We have a collective responsibility to ensure our vaccination rates are adequate enough to prevent the spread of measles.
(Desiree Rios | The New York Times) A 50-year-old measles patient in Seminole, Texas, on Feb. 24, 2025.
On Feb. 16, 2021, I sat in the cramped waiting room of a Winn-Dixie supermarket in north-central Florida. As I ran my finger over the Band-Aid on my upper arm, the pharmacist scrawled the date onto my very own COVID vaccination card. I had just begun my medical training at the peak of the coronavirus pandemic, and my exposure to the virus would be inevitable. It was a momentous day — receiving the vaccine would be my best “shot” at avoiding the dreaded infection. I made sure to snap a photo in front of the store in commemoration.
Today, I live more than 2,000 miles away from that Winn-Dixie, and I’ve since received a few more COVID boosters. I have also started to practice pediatric medicine. COVID is still alive and well in our community, though we now have our eye on another deadly foe: measles.

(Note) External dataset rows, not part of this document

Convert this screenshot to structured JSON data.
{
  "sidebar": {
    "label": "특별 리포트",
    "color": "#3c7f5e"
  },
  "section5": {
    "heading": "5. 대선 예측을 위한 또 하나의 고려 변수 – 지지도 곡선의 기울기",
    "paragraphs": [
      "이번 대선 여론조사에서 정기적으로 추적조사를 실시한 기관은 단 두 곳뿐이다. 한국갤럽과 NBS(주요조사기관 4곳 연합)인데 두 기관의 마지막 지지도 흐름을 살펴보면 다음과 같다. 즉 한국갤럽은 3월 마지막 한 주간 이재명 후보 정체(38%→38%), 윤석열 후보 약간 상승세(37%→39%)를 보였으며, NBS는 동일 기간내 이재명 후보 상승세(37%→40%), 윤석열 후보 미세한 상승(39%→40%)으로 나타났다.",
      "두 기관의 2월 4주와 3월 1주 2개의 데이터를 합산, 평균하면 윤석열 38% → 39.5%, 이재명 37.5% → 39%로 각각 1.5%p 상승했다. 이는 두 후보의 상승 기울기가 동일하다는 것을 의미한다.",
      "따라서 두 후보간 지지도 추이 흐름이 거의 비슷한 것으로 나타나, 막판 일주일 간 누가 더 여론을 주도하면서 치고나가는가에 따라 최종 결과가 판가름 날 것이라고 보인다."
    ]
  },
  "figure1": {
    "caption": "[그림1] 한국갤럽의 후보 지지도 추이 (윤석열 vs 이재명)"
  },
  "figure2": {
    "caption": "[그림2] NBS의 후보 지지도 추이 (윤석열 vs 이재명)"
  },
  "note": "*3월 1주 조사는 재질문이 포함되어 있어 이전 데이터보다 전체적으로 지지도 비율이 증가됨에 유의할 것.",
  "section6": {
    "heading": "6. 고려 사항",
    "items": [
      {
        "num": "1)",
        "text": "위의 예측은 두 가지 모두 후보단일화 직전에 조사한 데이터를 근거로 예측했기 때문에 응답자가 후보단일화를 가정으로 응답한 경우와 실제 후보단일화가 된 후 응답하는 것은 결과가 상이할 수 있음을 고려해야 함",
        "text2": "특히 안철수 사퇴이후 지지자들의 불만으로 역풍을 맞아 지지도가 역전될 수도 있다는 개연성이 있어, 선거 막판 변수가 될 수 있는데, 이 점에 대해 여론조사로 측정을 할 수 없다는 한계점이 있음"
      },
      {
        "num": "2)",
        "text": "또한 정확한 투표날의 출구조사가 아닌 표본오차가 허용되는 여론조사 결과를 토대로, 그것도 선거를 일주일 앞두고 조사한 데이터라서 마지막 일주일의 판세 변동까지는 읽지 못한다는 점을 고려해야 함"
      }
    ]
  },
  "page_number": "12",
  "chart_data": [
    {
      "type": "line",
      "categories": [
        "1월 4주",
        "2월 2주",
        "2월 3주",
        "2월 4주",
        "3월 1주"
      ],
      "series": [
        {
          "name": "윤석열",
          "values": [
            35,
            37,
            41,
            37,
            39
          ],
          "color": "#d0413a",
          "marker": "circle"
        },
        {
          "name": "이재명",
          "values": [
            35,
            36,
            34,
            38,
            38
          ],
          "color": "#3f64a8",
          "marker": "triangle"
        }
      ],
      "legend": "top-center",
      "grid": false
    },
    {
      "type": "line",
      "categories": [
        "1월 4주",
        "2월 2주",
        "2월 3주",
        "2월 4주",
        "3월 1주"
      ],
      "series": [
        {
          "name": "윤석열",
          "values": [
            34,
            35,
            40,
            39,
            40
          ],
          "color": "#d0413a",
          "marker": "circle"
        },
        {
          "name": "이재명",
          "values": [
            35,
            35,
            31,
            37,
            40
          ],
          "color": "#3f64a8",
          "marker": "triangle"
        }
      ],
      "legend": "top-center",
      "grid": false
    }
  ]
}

As of April 10, there are no confirmed cases of measles in Utah, but there are whispers that it is only a matter of time before our hospitals house children with the fever and rash that are commonly seen in the disease.
The concern for measles’ inevitable arrival may stem from the fact that the amount of appropriately vaccinated children in Utah has been steadily declining since 2017. Last year, only 87% of Utah kindergarteners received all vaccines recommended by the CDC. The data for kindergarteners attending school online is even more worrisome, with only 46% adequately protected. The Utah Department of Health and Human Services estimates that 11% of Utah kindergartners had not yet received at least 1 dose of the measles (MMR) vaccine.
In 2021, much of the public voiced concern that the COVID vaccine was new, and therefore, unreliable. On the contrary, the MMR vaccine for children was introduced in 1971, and more than 50 years of data tells us that it is both safe and extremely effective at preventing disease – receiving two doses of the vaccine has a median effectiveness of 97%. A 2024 study even estimated that the measles vaccine prevented almost 94 million deaths between June 1974 and May 2024.
This statistic is especially important given measles’ incredible predilection for spreading from person to person. As one of the most infectious pathogens known to humans, one person infected with measles can transmit it to 12 to 18 other susceptible individuals. In other words, in a kindergarten classroom with one sick student, nearly all of the unimmunized children would become infected.
It’s safe to say I was afraid of the havoc the novel coronavirus could wreak on our community when I received my first COVID vaccine in 2021. Today, as a pediatrician, I’m perhaps more concerned about measles’ potential impacts on Utah’s youth. Those who are vulnerable to the disease are at risk of developing devastating respiratory infections, inflammation of the brain tissue and even death.
Opponents of the MMR vaccine might argue that these outcomes are rare, and for healthy children, this is true. However, I would urge these folks to consider the children in our community who are not considered “healthy” at baseline. These include infants born prematurely, children receiving treatment for cancer and any child receiving immunosuppressive medication for a variety of conditions. We have a collective responsibility to ensure our vaccination rates are adequate enough to prevent the spread of measles – a 2019 study estimates that 95% of the community must be adequately vaccinated to achieve this.
I recently met with a 6-month-old patient and his mother in a clinic. He had been born three months early and spent 78 days in the NICU. He had already been diagnosed with inadequate lung development and a small brain bleed. His mother inquired if there was anything we could do to prevent measles, as she had appropriately recognized that her son was at risk for developing dangerous complications from the infection. I shared with her that while the MMR vaccine is usually given at 1 year of age, it is safe to be administered at 6 months of age in the event of travel or during an outbreak. Her relief and excitement were feelings with which I could identify, as I remember experiencing both while sitting in the Winn-Dixie pharmacy four years ago, waiting for my COVID vaccine.
As measles has now reached two of Utah’s neighboring states, educating parents and caregivers on measles prevention is more important than ever for pediatricians. We have the tools necessary to protect our community — let’s give our patients their best “shot” at a healthy, measles-free childhood.
(Ally Fraser) Dr. Ally Fraser is a pediatrician in Salt Lake City.
Dr. Ally Fraser is a pediatrician in Salt Lake City. She has a special interest in general pediatrics, advocacy and medical education.